One Photographer Documents the Lives of Schoolchildren in the Caribbean

Pin It
Uniform_Kacey_Jeffers_Cover
CoverTaken from Uniform by Kacey Jeffers

“I wanted to photograph local kids at school in their uniform so I could merge elements of fashion, portraiture and reportage,” says Kacey Jeffers of his new book, Uniform

At the end of 2018, model-turned-photographer Kacey Jeffers returned to his home on the island of Nevis in the Caribbean, after his visa expired. Frustrated by the New York grind, he decided to take some time to recalibrate and recharge his creative energy by immersing himself in a new project: a series of portraits of schoolchildren, brought together in his new book, Uniform.

“My camera was my tool to build something,” Jeffers says. “Portraiture is my foundation as a photographer, and I wanted to photograph local kids at school in their uniform so I could merge elements of fashion, portraiture and reportage. Clothes are never the first thing I look at; I’m more interested in the person but I wanted to show how what that person is wearing shapes their character. For me, fashion has a purpose.”

On Nevis – which is the birthplace of Alexander Hamilton, fourth President of America who has recently been resurrected in the Broadway musical, Hamilton – education and the promise it brings is highly esteemed. “When I started to think about the project, I had to think about what it meant to me and look at my memories,” Jeffers says.

Every Sunday, from preschool until fourth grade, Jeffers’ mother would steam, iron, and starch his uniform – three yellow cotton shirts and two khaki pants – to perfection. Each morning, she would caution, “Go to school and learn, and bring this uniform back home just how you left with it.” Jeffers did just that, recognising that learning to respect himself in this way was an integral part of his education.
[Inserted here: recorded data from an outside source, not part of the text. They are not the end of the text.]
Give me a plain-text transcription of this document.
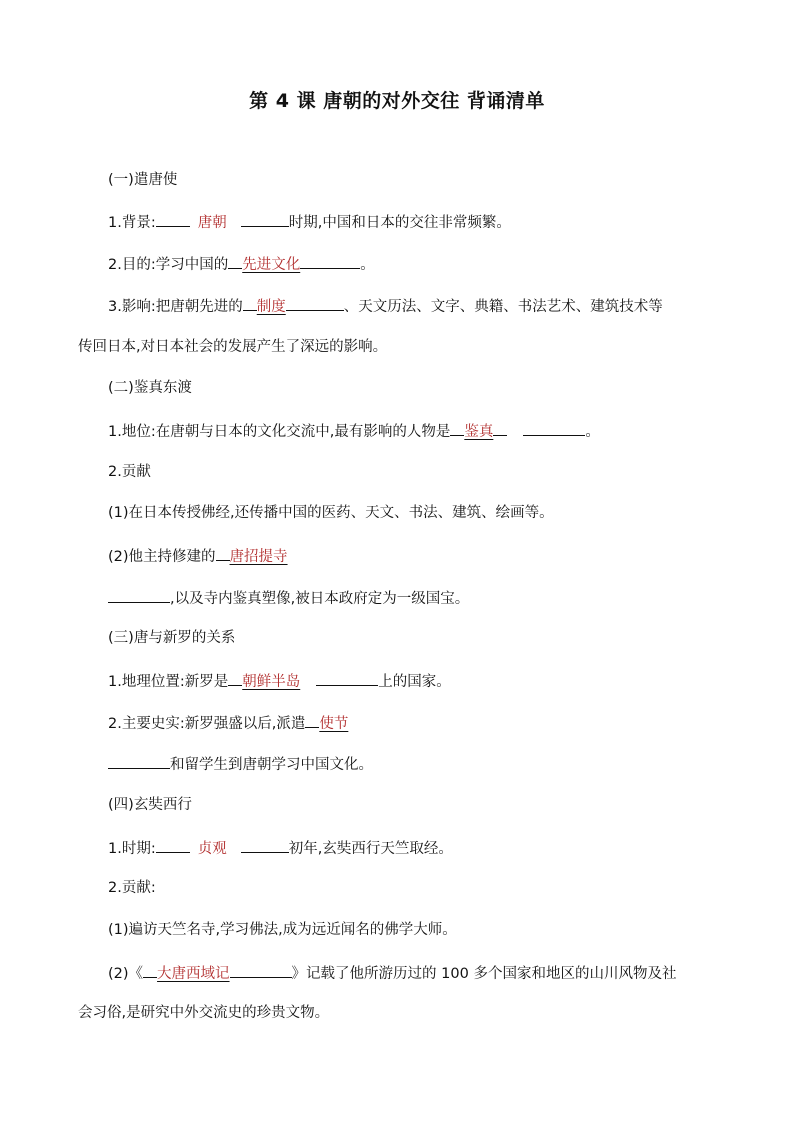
第 4 课 唐朝的对外交往 背诵清单
(一)遣唐使
1.背景:	唐朝	时期,中国和日本的交往非常频繁。
2.目的:学习中国的 先进文化	。
3.影响:把唐朝先进的 制度	、天文历法、文字、典籍、书法艺术、建筑技术等
传回日本,对日本社会的发展产生了深远的影响。
(二)鉴真东渡
1.地位:在唐朝与日本的文化交流中,最有影响的人物是 鉴真	。
2.贡献
(1)在日本传授佛经,还传播中国的医药、天文、书法、建筑、绘画等。
(2)他主持修建的 唐招提寺
,以及寺内鉴真塑像,被日本政府定为一级国宝。
(三)唐与新罗的关系
1.地理位置:新罗是 朝鲜半岛	上的国家。
2.主要史实:新罗强盛以后,派遣 使节
和留学生到唐朝学习中国文化。
(四)玄奘西行
1.时期:	贞观	初年,玄奘西行天竺取经。
2.贡献:
(1)遍访天竺名寺,学习佛法,成为远近闻名的佛学大师。
(2)《 大唐西域记	》记载了他所游历过的 100 多个国家和地区的山川风物及社
会习俗,是研究中外交流史的珍贵文物。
When it came to the time for him to make these portraits, Jeffers sought out students who might not have the same advantages as those at the top of the class or those regarded as traditionally beautiful. Instead, he wanted to photograph the shy and the rambunctious alike, the students who might otherwise slip through the cracks and present them as individuals worthy of respect and regard in their own right.

Growing up in Nevis, which only gained its independence from the UK in 1983, among a population of 12,000 citizens predominantly of African descent, Jeffers had not thought about being seen as “other” until he moved to New York. With the understanding of what W.E.B. DuBois deemed double consciousness, Jeffers approaches his work from the understanding that race is just one part of the story being told.
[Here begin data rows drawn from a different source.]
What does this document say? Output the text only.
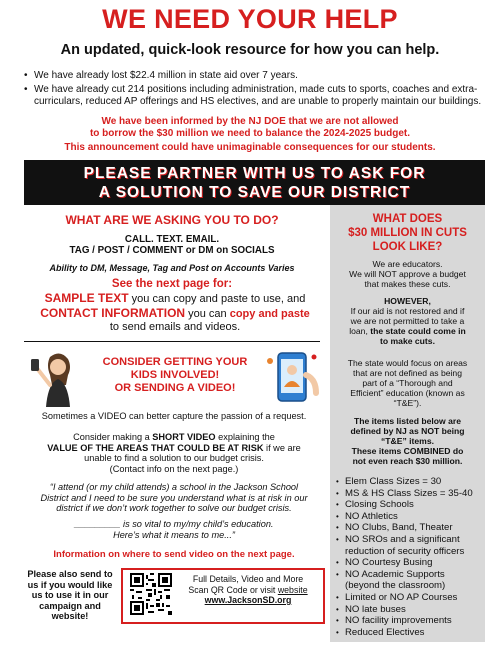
WE NEED YOUR HELP
An updated, quick-look resource for how you can help.
• We have already lost $22.4 million in state aid over 7 years.
• We have already cut 214 positions including administration, made cuts to sports, coaches and extra-curriculars, reduced AP offerings and HS electives, and are unable to properly maintain our buildings.
We have been informed by the NJ DOE that we are not allowed
to borrow the $30 million we need to balance the 2024-2025 budget.
This announcement could have unimaginable consequences for our students.
PLEASE PARTNER WITH US TO ASK FOR
A SOLUTION TO SAVE OUR DISTRICT
WHAT ARE WE ASKING YOU TO DO?
CALL. TEXT. EMAIL.
TAG / POST / COMMENT or DM on SOCIALS
Ability to DM, Message, Tag and Post on Accounts Varies
See the next page for:
SAMPLE TEXT you can copy and paste to use, and
CONTACT INFORMATION you can copy and paste
to send emails and videos.
CONSIDER GETTING YOUR
KIDS INVOLVED!
OR SENDING A VIDEO!
Sometimes a VIDEO can better capture the passion of a request.
Consider making a SHORT VIDEO explaining the
VALUE OF THE AREAS THAT COULD BE AT RISK if we are
unable to find a solution to our budget crisis.
(Contact info on the next page.)
“I attend (or my child attends) a school in the Jackson School
District and I need to be sure you understand what is at risk in our
district if we don’t work together to solve our budget crisis.
_________ is so vital to my/my child’s education.
Here’s what it means to me...”
Information on where to send video on the next page.
Please also send to us if you would like us to use it in our campaign and website!
Full Details, Video and More
Scan QR Code or visit website
www.JacksonSD.org
WHAT DOES
$30 MILLION IN CUTS
LOOK LIKE?
We are educators.
We will NOT approve a budget
that makes these cuts.
HOWEVER,
If our aid is not restored and if
we are not permitted to take a
loan, the state could come in
to make cuts.
The state would focus on areas
that are not defined as being
part of a “Thorough and
Efficient” education (known as
“T&E”).
The items listed below are
defined by NJ as NOT being
“T&E” items.
These items COMBINED do
not even reach $30 million.
• Elem Class Sizes = 30
• MS & HS Class Sizes = 35-40
• Closing Schools
• NO Athletics
• NO Clubs, Band, Theater
• NO SROs and a significant reduction of security officers
• NO Courtesy Busing
• NO Academic Supports (beyond the classroom)
• Limited or NO AP Courses
• NO late buses
• NO facility improvements
• Reduced Electives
“When I photograph black people, it has to come from something deep and authentic,” he says. “I am looking within for intimacy, presence, and a connection to something other than the physical to capture the essence of that person.”

As a self-taught photographer, Jeffers works from instinct, knowing exactly the mood for the work then collaborating with his subjects to allow it to unfold naturally. While he made photographs in the island’s 14 schools, he wanted to make sure the locations did not overwhelm the shot with narrative information that would frame his subjects as mere children. Jeffers understood, like race, they were more than just their age – the whole being greater than the sum its parts.

“This is how I want to shoot fashion,” Jeffers says. “Something merges my culture with the world, where it has a purpose and represents something to people in my community. I see fashion everywhere.”

Uniform by Kacey Jeffers is out now.